Sammlung der Entscheidungen des Schweizerischen Bundesgerichts
Collection des arrêts du Tribunal fédéral suisse
Raccolta delle decisioni del Tribunale federale svizzero

BGE 114 II 324



114 II 324

59. Urteil der II. Zivilabteilung vom 14. Juli 1988 i.S. X. gegen Y.
(Verwaltungsgerichtsbeschwerde) Regeste

    Grundbuch.

    1. Prüfungsbefugnis des Grundbuchverwalters (Art. 965 ZGB).

    Der Grundbuchverwalter ist nicht befugt, die Eintragung einer
Handänderung zu verweigern mit der Begründung, die Abwicklung des
ihr zugrunde liegenden (Kaufsrechts-)Vertrages könnte angesichts der
darin vereinbarten Bereinigung der grundpfandrechtlichen Verhältnisse
Schwierigkeiten bieten (E. 2).

    2. Neuverteilung der Pfandhaft (Art. 833 ZGB).

    Hat sich das auf dem in Frage stehenden Grundstück haftende Gesamtpfand
- wegen des Widerstandes der betroffenen Gläubiger - nicht im Sinne des
(Kaufsrechts-)Vertrages neu verteilen lassen, so hat der Grundbuchverwalter
einem vom Erwerber gestellten Begehren um Neuverteilung der Pfandhaft im
Sinne von Art. 833 ZGB stattzugeben (E. 3).

Sachverhalt

    A.- Y. räumte X. mit öffentlich beurkundetem Vertrag vom 16.
März 1987 am Grundstück Nr. ... in A. ein Kaufsrecht ein.
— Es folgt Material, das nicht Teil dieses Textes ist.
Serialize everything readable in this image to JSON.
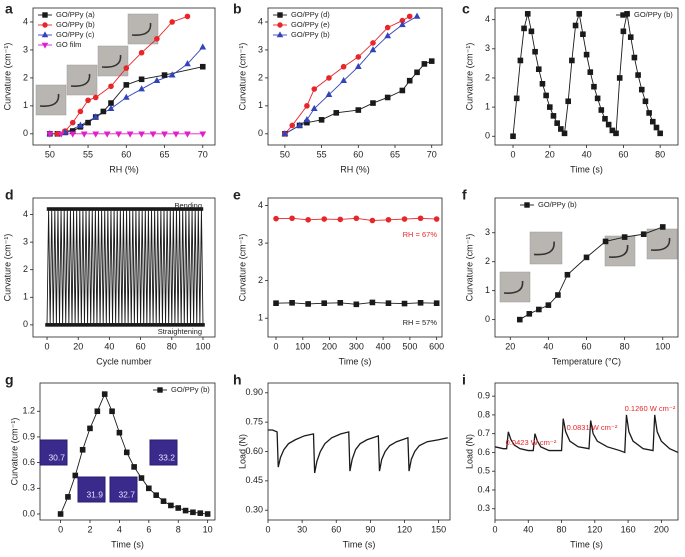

Das
Grundstück war damals mit verschiedenen Grundpfandrechten belastet. Fünf
Grundpfandverschreibungen waren als Gesamtpfand im Sinne von Art. 798 ZGB
errichtet worden, für das zwei weitere Grundstücke in A. mitverpfändet
waren. Der im Vertrag vereinbarte Kaufpreis sollte durch die Übernahme
einer entsprechenden Grundpfandschuld getilgt werden. Sodann verpflichtete
sich Y. "unwiderruflich, die Grundpfandschulden, die den Betrag des
vorerwähnten Kaufpreises übersteigen, bei den Gläubigern abzulösen." Der
Kaufsrechtsberechtigte wurde schliesslich ermächtigt, gestützt auf den
abgeschlossenen Vertrag und die Ausübungserklärung die Eigentumsübertragung
beim Grundbuchführer anzumelden.

    Am 5. Juni 1987 übte X. das Kaufsrecht aus. Gleichentags ersuchte er
das zuständige Grundbuchamt, den Eigentumsübergang im Grundbuch einzutragen
und das Verteilungsverfahren nach Art. 833 ZGB durchzuführen, da bezüglich
der Ablösung der Grundpfandrechte mit den einzelnen Pfandgläubigern keine
Einigung erzielt worden sei.

    Das Grundbuchamt wies die Anmeldung am 10. Juni 1987 ab, und eine
von X. hiergegen eingereichte Beschwerde wies die Justizkommission des
kantonalen Obergerichts mit Entscheid vom 16. November 1987 ebenfalls ab.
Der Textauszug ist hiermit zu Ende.